The Longshots

It's not hard to make a sports movie; the basic elements have surrounded us ever since Gene Hackman was a coach in Indiana. Or is that since Sean Astin played for Notre Dame? Either way, everyone knows what it takes. A ragtag team (or, occasionally, just one ragtag player), a coach with personal problems and a stubborn attitude, a community hesitant at first but eventually willing to support the team, and, of course, a faceless rival team with everything going for it that our heroes lack.

The Longshots has all of these things, plus some parental drama and even a random dance scene set to "Whoomp! There It Is" by Tag Team, but it never coalesces into a football movie worth remembering. Fred Durst, who has had an under-the-radar directing career since becoming famous as the frontman of Limp Bizkit, seems so anxious to replicate popular sports movies of the past that he never comes up with anything worth exploring in his own movie.

Durst even has two very big things going for him in his lead actors, the charismatic Ice Cube and the stellar Keke Palmer, who was just as impressive two years ago in Akeelah and the Bee, her first role. Here she plays Jasmine Plummer, a shy adolescent in the depressed Midwestern town of Minden, Illinois, living with her single mom while hoping her dad will come back to her family one day. Her uncle, Curtis (Cube), is a drunk layabout who still harbors dreams of escaping to sunny Florida. When Jasmine's mom asks Curtis to stay with her daughter after school, Curtis discovers an innate football talent hidden beneath Jasmine's sullen exterior. Once he helps Jasmine talk her way onto the local Pop Warner football team, it's only a matter of time before the plucky girl and her newly energetic uncle whip that team--and their town-- into shape.

We meet a few of the other players and get a sense of their own family stories, though most of the other characters are shoved into the background. As Curtis takes over as an assistant coach on the team and endless training montages ensue, Jasmine herself takes a backseat as well, with the usual tropes about sportsmanship and teamwork replacing the unique, true story that we started with.

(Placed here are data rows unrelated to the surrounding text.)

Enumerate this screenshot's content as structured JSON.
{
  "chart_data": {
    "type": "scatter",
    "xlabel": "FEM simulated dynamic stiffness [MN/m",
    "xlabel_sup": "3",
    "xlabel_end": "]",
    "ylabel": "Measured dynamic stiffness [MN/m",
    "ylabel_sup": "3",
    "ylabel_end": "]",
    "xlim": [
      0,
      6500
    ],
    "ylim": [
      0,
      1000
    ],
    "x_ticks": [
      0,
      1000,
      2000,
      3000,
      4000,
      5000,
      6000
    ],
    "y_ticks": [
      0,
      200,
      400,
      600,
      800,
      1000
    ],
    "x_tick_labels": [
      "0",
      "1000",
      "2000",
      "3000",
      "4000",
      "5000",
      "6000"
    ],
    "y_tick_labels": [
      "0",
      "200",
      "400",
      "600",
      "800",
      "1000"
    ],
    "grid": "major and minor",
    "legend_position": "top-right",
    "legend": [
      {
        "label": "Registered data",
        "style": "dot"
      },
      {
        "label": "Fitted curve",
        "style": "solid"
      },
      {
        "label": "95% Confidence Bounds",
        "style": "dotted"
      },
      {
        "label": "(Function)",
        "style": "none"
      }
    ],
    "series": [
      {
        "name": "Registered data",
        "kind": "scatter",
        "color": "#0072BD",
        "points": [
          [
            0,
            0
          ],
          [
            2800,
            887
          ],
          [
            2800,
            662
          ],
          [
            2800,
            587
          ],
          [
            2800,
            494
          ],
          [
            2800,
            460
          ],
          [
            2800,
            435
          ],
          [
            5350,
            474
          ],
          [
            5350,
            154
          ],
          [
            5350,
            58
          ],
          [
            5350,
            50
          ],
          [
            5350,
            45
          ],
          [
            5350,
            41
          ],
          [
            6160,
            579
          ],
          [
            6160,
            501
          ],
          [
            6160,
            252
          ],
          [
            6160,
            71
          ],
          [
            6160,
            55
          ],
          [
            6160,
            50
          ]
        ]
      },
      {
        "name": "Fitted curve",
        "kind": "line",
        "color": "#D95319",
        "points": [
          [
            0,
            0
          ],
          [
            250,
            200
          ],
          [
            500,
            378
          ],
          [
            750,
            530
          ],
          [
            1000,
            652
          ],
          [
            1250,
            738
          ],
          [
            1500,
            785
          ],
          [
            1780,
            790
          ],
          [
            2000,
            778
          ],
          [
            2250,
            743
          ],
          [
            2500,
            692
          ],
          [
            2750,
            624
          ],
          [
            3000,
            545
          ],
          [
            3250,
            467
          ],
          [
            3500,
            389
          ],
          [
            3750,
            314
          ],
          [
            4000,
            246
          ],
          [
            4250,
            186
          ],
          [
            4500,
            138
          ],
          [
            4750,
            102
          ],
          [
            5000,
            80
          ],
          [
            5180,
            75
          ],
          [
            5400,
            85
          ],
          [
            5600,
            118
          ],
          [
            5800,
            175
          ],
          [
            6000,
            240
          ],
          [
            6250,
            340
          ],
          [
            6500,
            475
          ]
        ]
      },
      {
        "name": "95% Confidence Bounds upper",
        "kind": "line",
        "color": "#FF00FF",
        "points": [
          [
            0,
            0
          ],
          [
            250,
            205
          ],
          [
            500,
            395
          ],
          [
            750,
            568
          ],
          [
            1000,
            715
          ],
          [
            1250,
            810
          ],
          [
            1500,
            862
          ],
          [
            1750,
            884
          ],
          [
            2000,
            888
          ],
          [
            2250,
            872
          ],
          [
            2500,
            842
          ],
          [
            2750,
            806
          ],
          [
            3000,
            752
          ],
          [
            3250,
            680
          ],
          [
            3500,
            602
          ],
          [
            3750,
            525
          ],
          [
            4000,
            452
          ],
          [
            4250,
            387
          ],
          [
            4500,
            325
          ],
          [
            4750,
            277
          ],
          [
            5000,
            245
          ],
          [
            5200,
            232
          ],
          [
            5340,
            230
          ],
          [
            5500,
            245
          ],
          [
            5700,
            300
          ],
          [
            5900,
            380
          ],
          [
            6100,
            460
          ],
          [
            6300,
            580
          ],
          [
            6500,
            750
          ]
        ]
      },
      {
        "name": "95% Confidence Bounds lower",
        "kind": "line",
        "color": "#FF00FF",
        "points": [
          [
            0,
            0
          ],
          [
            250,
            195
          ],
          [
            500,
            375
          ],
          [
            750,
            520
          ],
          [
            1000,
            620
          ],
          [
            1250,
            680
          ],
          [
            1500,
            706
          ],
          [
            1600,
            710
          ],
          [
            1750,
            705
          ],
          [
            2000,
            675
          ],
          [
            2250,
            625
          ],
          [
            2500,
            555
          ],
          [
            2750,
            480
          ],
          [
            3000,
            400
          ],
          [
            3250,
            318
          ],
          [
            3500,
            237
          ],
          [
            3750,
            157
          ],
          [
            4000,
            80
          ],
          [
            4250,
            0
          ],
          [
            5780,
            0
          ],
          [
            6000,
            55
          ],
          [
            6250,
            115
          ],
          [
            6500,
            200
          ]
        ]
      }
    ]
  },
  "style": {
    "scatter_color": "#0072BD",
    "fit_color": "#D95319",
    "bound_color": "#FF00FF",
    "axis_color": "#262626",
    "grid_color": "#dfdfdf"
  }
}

Jasmine Plummer really does seem like an amazing real-life figure-- the first girl to ever play Pop Warner football-- and the town of Minden seems to have truly rallied behind their girl hero. It's too bad, then, that the movie about them feels so rote and amateurish, as if it were written by committee by a film school class learning about the sports movie genre. Anyone who has never seen Friday Night Lights or Remember the Titans or Varsity Blues will be just fine; the rest of us would rather seek out the far superior original versions.